O tapa veio direto da mão de Isaque Domingos.
Ninguém se atreveu a respirar fundo. Ninguém queria ofender Isaque.
O olhar de Isaque varreu o ambiente, cortante. — Hoje, vou deixar bem claro para vocês. A relação entre mim e a senhorita Helena é puramente profissional e limpa. Ela nunca me seduziu. Ela é a minha salvadora. Tudo o que tenho hoje, devo a ela!
Todos acharam que tinham ouvido mal.
O que Isaque Domingos estava dizendo?
Helena era a salvadora dele?
— Em outras palavras, a verdadeira dona do Grupo Aurelis é ela. Eu sou apenas um funcionário que trabalha para ela. Vocês, bando de idiotas! O fato de a família Gomes estar na sarjeta hoje é bem merecido!
Os rostos do segundo e do terceiro tio ficaram pálidos como cera.
As pessoas se entreolhavam, sem conseguir acreditar.
A dona do Grupo Aurelis era Helena!
— Diretor Domingos... o senhor... o senhor está falando sério? — A velha matriarca mal podia acreditar no que ouvira.
— Por que eu mentiria para vocês? Ou acham que eu vim à sua festa de oitenta anos à toa? Eu só vim para desejar feliz aniversário por consideração à minha chefe. Se vocês não tivessem sido tão injustos e tendenciosos, nunca teriam chegado a esse ponto!
A velha matriarca cambaleou, quase perdendo o equilíbrio.
Ela olhou para Helena de novo e deu um passo à frente para falar algo.
— Helena...
Mas Helena a interrompeu antes que pudesse dizer qualquer coisa: — Chega. Meu objetivo hoje era apenas dar uma lição na Catarina e na Roberta. Para que elas aprendam a colocar o rabo entre as pernas e não me provoquem mais. Caso contrário, não me culpem por não ter pena. Eu farei a família Gomes desaparecer da Cidade Capital!
Agora, eles e Helena haviam rompido de vez, sem chance de reconciliação.
O que a família Gomes havia perdido... era incalculável.
—
— Isaque, por que você veio? — perguntou Helena.
— Fiquei sabendo que você tinha ido à casa da família Gomes e imaginei que algo tivesse acontecido, então vim dar uma olhada. Chefe, eles te trataram tão mal. Precisa que eu faça alguma coisa? Posso levá-los à falência, fazer com que não tenham mais como viver na Cidade Capital.
— Não precisa. Pela consideração aos nossos antepassados, não vamos ser tão cruéis. O meu segundo e o meu terceiro tio já não sabem administrar nada, não têm vocação para os negócios.
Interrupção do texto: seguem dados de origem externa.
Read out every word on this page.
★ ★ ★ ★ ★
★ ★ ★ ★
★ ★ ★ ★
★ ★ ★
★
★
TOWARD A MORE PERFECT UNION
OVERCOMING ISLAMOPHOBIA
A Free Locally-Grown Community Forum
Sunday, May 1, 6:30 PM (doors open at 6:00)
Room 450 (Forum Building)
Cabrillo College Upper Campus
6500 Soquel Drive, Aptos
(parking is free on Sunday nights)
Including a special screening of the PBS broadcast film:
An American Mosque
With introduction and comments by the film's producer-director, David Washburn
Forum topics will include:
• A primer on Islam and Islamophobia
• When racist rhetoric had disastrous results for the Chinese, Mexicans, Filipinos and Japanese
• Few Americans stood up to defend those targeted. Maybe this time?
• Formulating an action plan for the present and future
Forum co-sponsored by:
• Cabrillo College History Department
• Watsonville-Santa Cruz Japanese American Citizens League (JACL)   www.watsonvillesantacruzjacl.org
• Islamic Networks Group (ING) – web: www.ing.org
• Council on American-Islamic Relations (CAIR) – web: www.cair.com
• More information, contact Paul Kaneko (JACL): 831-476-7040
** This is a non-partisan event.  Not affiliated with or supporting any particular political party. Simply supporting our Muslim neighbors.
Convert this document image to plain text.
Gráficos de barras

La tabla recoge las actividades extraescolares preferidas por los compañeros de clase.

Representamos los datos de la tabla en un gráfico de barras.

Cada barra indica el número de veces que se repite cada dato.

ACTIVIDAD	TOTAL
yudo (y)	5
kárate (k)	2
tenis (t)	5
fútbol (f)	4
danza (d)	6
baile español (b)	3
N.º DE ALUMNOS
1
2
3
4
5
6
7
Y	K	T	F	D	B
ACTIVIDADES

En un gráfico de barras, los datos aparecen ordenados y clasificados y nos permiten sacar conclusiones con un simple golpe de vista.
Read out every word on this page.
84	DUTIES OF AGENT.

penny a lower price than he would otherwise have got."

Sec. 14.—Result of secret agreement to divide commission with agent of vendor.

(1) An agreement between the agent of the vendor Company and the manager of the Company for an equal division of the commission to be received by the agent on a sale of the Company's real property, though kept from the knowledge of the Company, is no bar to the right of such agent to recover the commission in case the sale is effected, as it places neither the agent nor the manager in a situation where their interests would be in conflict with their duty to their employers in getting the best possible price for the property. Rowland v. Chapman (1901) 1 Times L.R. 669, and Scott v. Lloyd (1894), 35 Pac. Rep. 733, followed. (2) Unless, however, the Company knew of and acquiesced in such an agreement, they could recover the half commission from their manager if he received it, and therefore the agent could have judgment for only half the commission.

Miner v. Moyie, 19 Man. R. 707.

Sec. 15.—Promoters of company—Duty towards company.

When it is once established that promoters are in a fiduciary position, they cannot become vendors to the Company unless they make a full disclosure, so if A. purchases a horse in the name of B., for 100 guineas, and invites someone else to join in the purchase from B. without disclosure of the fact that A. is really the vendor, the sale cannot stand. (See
Nem espere que eles consigam expandir qualquer coisa. Manter o pouco que o avô deixou já vai ser um milagre. É uma pena que o vovô tenha morrido cedo, a fortuna que a família Gomes construiu já foi quase toda desperdiçada por eles. A falência é só uma questão de tempo! Não precisamos sujar as mãos, para não ficarmos com fama de frios.
— Entendido, chefe. O que você disser, está dito! — Isaque respondeu, olhando para Helena.
Em seus olhos, havia um brilho de admiração genuína, claro e intenso.